Some of these issues about negotiability already have been tested in court. Long-settled law allows a negotiable mortgage note to refer to the mortgage and to include late fees; and it also deems adjustable-rate interest payments as "sum certain." Another fact, far worse than these protections for the banks, is the UCC allows the note to include a waiver of a right meant to protect the OBLIGOR. (Could it be any plainer that the banks PLANNED to screw homeowners through the UCC!)

Never underestimate the influence banks have had over the negotiable instrument laws, even before the UCC was enacted. The non-negotiability of the note has been argued before, but produced only a revision of the Code to ensure no interference with movement of the notes. Even a THIEF can become the holder of a note indorsed in blank, and then can transfer the note legally. (I know, I know! Thieves are running rampant with no law enforcement intervention these days.) This begs the question: can this  thief also enforce the mortgage securing that note? Of course not. That's absurd. Right? 

Read the UCC; it's easy to see where the add-ins turned the Code to the banks' favor. They read almost like a happy afterthought...or an accommodating plug-in. It will not be easy to overcome this influence. As Matt Weidner warned when he blogged about this non-negotiability issue, it is critical to have an experienced lawyer to handle this line of defense. It is permeated with land mines, ready to blow up everything at the first wrong move.

I hope some of the brilliant lawyers will pursue, successfully, this non-negotiability issue, but until then, we must stay focused. We do not need bad case law.

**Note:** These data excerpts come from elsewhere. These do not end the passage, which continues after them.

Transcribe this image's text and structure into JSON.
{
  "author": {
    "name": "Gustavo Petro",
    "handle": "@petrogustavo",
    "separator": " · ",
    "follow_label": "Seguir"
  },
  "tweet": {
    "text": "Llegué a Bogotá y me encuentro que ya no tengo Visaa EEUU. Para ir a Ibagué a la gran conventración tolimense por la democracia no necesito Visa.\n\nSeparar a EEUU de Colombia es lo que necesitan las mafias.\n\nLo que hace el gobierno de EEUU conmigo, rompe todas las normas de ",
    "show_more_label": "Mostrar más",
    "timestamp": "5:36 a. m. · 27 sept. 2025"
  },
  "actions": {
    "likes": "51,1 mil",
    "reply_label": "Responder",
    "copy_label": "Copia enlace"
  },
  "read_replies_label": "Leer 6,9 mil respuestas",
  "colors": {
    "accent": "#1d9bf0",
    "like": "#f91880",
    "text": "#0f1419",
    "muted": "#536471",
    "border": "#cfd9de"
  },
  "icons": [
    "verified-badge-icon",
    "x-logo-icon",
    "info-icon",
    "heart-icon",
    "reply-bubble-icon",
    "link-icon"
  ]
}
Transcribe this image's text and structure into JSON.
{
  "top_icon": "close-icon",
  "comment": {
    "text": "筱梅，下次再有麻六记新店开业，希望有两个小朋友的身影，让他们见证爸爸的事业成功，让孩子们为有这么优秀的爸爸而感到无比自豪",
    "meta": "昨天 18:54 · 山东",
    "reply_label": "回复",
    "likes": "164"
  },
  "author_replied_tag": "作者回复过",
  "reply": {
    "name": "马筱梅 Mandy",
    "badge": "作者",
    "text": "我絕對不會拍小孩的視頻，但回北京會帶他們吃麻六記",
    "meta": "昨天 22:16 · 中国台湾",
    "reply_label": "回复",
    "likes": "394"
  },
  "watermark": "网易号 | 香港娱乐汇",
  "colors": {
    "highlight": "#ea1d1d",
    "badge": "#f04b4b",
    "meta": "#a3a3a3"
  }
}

It's easy to drive yourself crazy with all the complexity of the fraud. (You know you're there if others avoid you or your best friend gets glazed eyes when you start to talk.) It is good to be informed, but at some point, obsessing about the newest details not yet getting traction will not be helpful in defending your case. It might be fun to "kill" them ten times, but once will do. :) Keep it simple and strong. 

To help keep it simple, just remember that the defendant's primary job is to show that the plaintiff did not prove its case.